Elliptic Functions. – This is the subject with which Legendre's name will always be most closely connected, and his researches upon it extend over a period of more than forty years. His first published writings upon the subject consist of two papers in the Mémoires of the French Academy for 1786 upon elliptic arcs. In 1792 he presented to the Academy a memoir on elliptic transcendents. The contents of these memoirs are included in the first volume of his Exercices de Calcul Intégral (1811). The third volume (1816) contains the very elaborate and now well-known tables of the elliptic integrals which were calculated by Legendre himself, with an account of the mode of their construction. In 1827 appeared the Traité des fonctions elliptiques (2 vols., the first dated 1825, the second 1826); a great part of the first volume agrees very closely with the contents of the Exercices; the tables, &c., are given in the second volume. Three supplements, relating to the researches of Abel and Jacobi, were published in 1828-32, and form a third volume. Legendre had pursued the subject which would now be called elliptic integrals alone from 1786 to 1827, the results of his labours having been almost entirely neglected by his contemporaries, but his work had scarcely appeared in 1827 when the discoveries which were independently made by the two young and as yet unknown mathematicians Abel and Jacobi placed the subject on a new basis, and revolutionized it completely. The readiness with which Legendre, who was then seventy-six years of age, welcomed these important researches, that quite overshadowed his own, and included them in successive supplements to his work, does the highest honour to him. The sudden occurrence, near the close of his long life, of these great discoveries relating to a subject which Legendre had so completely made his own and apparently exhausted, and their ready acceptance by him, form one of the most striking episodes in the history of
mathematics. A very full account of the contents of Legendre's work and of the results obtained by Abel and Jacobi has been given in the article Infinitesimal Calculus, vol. xiii. pp. 62-72. See also Leslie Ellis's report "On the Recent Progress of Analysis," in the Report of the British Association for 1846 (pp. 44 sq.).

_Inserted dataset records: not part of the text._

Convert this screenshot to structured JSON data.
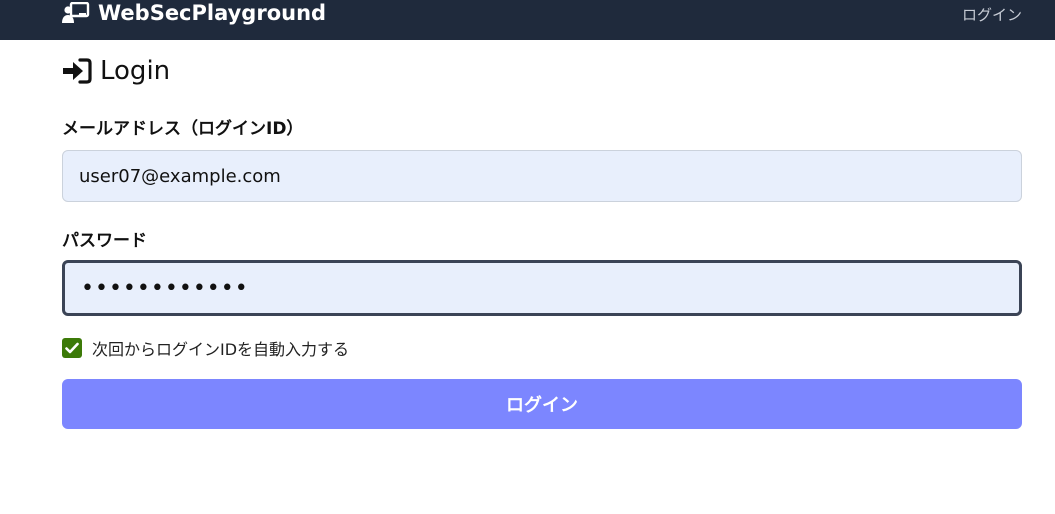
{
  "navbar": {
    "brand": "WebSecPlayground",
    "login_link": "ログイン",
    "brand_icon": "chalkboard-user-icon"
  },
  "page": {
    "title": "Login",
    "title_icon": "sign-in-icon"
  },
  "form": {
    "email_label": "メールアドレス（ログインID）",
    "email_value": "user07@example.com",
    "password_label": "パスワード",
    "password_value": "••••••••••••",
    "remember_label": "次回からログインIDを自動入力する",
    "remember_checked": true,
    "submit_label": "ログイン"
  },
  "colors": {
    "navbar_bg": "#1f2a3c",
    "input_bg": "#e8effc",
    "checkbox": "#3c7a08",
    "button": "#7c86ff"
  }
}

Eulerian Integrals and Integral Calculus. – The Exercices de Calcul Intégral consist of three volumes, a great portion of the first and the whole of the third being devoted to elliptic functions. The
- ↑ Besides Laplace and Lagrange, with whom it is most natural to associate Legendre, the names of Poisson, Cauchy, Fourier, and Monge should be mentioned as contemporaries. The number of French mathematicians of the highest rank who were living at the same time, at the beginning of the century, has often been the subject of remark.